Article 28(8) of the General Data Protection Regulation (GDPR) sets the option for national supervisory authority to issue the standard contractual clauses for the matters regarding data processing agreements between data controllers and data processors. In the event a supervisory authority decides to undertake such a task, it is required to compile a draft of the decision on the adoption of standard contractual clauses, and thereupon notify the European Data Protection Board (EDPB) on the fact. Subsequently, the EDPB provides its opinion on the matter. The purpose of this opinion is to contribute to a harmonised approach regarding cross border processing or processing that might affect the free flow of personal data and the consistent application of the GDPR.
It is necessary to note that standard contractual clauses from Article 28 of the GDPR, which serve the purpose of concluding the data processing agreement, differ from the standard contractual clauses from Article 46 of the GDPR, which data controller and data processor can lay down as appropriate safeguards for the data transfer outside the EU.
The Danish supervisory authority Datatilsynet used the option to provide standard contractual clauses for the data processing agreements, and on the 9th of July 2019, the EDPB provided its opinion, as well.
In this opinion, the EDPB notes that any set of standard contractual clauses submitted to the EDPB must further expand on provisions set by the GDPR (primarily Article 28 of the GDPR), and use exact terms used in the GDPR (for example: instruct, document, notify, transfer, state of art). The opinion states that suggested clauses that simply repeat or in some other way express provisions set by the GDPR are not formulations appropriate to constitute standard contractual clauses. Data processing agreement should further specify and clarify the way in which the GDPR provisions should be implemented (e.g. expand on the deadlines, data controller’s and data processor’s obligations, obligations regarding engaging sub-processors, and the transfer of personal data outside the EU).
Pursuant to Article 28(6) of the GDPR, the use of standard contractual clauses that were adopted by the national supervisory authority does not preclude contracting parties to utilise other clauses or additional measures, provided they do not contradict, directly or indirectly, the accepted contractual clauses or jeopardise basic rights and freedoms of data subjects.

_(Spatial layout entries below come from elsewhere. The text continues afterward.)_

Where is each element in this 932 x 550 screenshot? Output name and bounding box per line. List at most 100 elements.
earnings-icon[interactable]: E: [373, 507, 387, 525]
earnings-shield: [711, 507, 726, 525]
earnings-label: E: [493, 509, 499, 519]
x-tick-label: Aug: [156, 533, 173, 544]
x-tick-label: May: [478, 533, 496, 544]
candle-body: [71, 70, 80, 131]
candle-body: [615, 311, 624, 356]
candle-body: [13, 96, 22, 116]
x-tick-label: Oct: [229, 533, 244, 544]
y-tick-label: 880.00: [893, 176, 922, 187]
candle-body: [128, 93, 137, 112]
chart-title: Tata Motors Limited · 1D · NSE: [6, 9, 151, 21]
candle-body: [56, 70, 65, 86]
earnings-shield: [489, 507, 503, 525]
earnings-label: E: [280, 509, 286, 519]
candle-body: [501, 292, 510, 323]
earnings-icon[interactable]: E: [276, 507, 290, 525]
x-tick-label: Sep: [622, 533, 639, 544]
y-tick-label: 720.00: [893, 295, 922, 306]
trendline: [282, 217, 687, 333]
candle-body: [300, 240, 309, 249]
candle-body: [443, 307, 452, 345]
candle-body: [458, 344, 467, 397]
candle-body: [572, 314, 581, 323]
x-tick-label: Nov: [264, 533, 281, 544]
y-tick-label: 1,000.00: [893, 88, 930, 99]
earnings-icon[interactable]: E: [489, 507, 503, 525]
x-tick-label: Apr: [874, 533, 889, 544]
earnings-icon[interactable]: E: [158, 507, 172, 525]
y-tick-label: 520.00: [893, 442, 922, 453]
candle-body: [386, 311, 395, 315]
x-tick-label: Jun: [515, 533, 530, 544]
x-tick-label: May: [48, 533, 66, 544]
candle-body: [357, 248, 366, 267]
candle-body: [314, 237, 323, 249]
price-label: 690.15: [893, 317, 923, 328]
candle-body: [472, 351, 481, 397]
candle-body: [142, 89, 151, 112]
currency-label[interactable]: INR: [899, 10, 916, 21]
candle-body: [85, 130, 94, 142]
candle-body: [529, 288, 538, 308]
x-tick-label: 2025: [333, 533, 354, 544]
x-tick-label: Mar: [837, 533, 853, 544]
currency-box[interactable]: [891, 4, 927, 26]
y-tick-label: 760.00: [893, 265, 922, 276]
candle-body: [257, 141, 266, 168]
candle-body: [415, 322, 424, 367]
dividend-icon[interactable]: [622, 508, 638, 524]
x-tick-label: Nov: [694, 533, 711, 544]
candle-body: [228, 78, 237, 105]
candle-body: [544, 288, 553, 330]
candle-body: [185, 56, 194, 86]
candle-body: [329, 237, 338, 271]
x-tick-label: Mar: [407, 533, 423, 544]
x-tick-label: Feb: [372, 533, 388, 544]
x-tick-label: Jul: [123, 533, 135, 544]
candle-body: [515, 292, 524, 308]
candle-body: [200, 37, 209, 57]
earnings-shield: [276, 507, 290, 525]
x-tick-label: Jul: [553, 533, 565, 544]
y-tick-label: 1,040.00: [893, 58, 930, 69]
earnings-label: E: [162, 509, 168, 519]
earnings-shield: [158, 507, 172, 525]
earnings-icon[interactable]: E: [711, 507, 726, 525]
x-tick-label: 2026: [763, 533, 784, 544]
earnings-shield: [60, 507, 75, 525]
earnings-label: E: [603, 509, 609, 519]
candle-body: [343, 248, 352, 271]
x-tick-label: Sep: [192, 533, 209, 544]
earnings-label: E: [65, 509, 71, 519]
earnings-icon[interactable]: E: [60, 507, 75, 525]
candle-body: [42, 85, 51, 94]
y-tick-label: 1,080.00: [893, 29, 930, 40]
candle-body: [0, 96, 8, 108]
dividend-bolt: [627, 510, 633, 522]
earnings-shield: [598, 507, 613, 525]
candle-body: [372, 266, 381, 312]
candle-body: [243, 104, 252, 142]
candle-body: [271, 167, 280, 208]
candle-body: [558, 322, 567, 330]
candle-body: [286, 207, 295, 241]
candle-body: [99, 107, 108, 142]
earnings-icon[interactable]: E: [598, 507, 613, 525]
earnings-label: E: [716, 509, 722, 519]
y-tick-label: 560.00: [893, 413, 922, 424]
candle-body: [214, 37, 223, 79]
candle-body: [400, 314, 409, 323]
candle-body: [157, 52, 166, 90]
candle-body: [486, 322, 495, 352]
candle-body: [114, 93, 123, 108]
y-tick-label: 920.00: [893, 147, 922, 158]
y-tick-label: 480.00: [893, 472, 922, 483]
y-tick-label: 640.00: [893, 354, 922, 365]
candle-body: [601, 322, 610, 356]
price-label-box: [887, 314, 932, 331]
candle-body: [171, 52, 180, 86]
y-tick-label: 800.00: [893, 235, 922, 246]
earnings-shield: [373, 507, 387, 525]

The opinion of the EDPB also provided the following remarks regarding data processing agreements:
1) The data processing agreement shall make reference, depending on the circumstances, to the master agreement between the contracting parties (e.g. declares that the master agreement has or has not been concluded, establishes whether the data processing agreement can be terminated independently of the master agreement).
2) The data controller can give further instructions to the data processor outside the data processing agreement, but those instructions must be documented.
3) One of the two choices shall be agreed upon within the data processing agreement – general authorisation to engage sub-processors or specific engagement of the subprocessor only through a written authorisation. Also, an indication of the deadline for notifying the data controller of the engagement of the subprocessor is recommended.
4) Data processing agreements shall include the obligation of the data processor to notify the data controller on the personal data breach, and the deadline for such notification.
5) Types of personal data that are processed within the scope of the agreement shall be specified as detailed as possible. It does not suffice to refer to a certain provision within the master agreement or the GDPR, or to state the category of personal data (e.g. instead of just mentioning that special categories of personal data will been processed, it is recommended to specify types of personal data, such as professional injuries, political opinions, and religious beliefs).